Some patients with these conditions will be treated conservatively, usually through a targeted physical therapy program that aims to reduce pain and improve physical function. But many others will undergo a procedure called knee arthroscopy instead, which is a minimally invasive procedure that involves several small incisions used to guide a camera and several instruments to view the structures of the knee and possibly make repairs. Although studies have shown that knee arthroscopy is not beneficial for patients with knee osteoarthritis, it remains one of the most commonly used procedures. In addition, this research did not focus on patients with both knee osteoarthritis and meniscal damage. With this in mind, investigators performed a study to investigate whether undergoing physical therapy or knee arthroscopy affected the chances of eventually having an additional knee surgery.

For the study, researchers looked for active individuals aged 45 years and older with both knee osteoarthritis and meniscal damage who were treated with knee arthroscopy or physical therapy only. This search led to 7,026 patients fitting the necessary criteria, with 69% undergoing knee arthroscopy and 31% undergoing physical therapy only. These patients were monitored for over two years to track whether they ended up having a more invasive surgical procedure (i.e., partial or total knee replacement, or fusion) and if their initial treatment had an effect on this.

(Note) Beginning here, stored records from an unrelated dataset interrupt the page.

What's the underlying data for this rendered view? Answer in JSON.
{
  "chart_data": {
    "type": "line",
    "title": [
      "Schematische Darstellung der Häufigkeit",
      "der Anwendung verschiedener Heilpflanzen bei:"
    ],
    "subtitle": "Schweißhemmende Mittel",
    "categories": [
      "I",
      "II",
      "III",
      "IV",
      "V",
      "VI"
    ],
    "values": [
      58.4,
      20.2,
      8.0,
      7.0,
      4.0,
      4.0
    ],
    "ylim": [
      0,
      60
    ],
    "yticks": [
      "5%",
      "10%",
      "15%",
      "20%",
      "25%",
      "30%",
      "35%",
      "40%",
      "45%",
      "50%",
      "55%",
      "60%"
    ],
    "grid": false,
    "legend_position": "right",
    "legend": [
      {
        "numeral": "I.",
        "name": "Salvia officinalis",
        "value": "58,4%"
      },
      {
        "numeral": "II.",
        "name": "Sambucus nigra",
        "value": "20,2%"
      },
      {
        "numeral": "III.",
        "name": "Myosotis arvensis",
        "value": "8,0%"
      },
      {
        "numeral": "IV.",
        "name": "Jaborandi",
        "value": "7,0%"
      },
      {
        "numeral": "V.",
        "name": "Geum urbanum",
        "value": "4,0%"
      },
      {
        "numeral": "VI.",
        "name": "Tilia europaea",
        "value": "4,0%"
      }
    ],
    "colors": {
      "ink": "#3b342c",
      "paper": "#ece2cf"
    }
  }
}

Knee arthroscopy increases chances of having knee surgery by 30%

Results showed that patients who were older and who had multiple health conditions were more likely to undergo physical therapy only. More importantly, patients who had a knee arthroscopy were 30% more likely to require an invasive surgical procedure at some point in the future, and this difference was considered significant. In addition, the use of knee arthroscopy did not have any noticeable impact on the time to a major knee surgery, which is one of the primary reasons it is recommended.

Other research has also failed to detect any important differences between pain levels and the functional status of these patients when they undergo knee arthroscopy versus physical therapy. Based on these findings, it appears that knee arthroscopy does not provide any clear benefit for patients with knee osteoarthritis and meniscal damage, and it may increase the chances of having a major surgical procedure. Therefore, if you are currently dealing with knee pain that could be related to these conditions, we strongly recommend seeing a physical therapist first and to carefully consider the risks and benefits associated with a knee arthroscopy. Doing so could help you avoid expensive or unnecessary procedures while helping you retain and improve your knee function.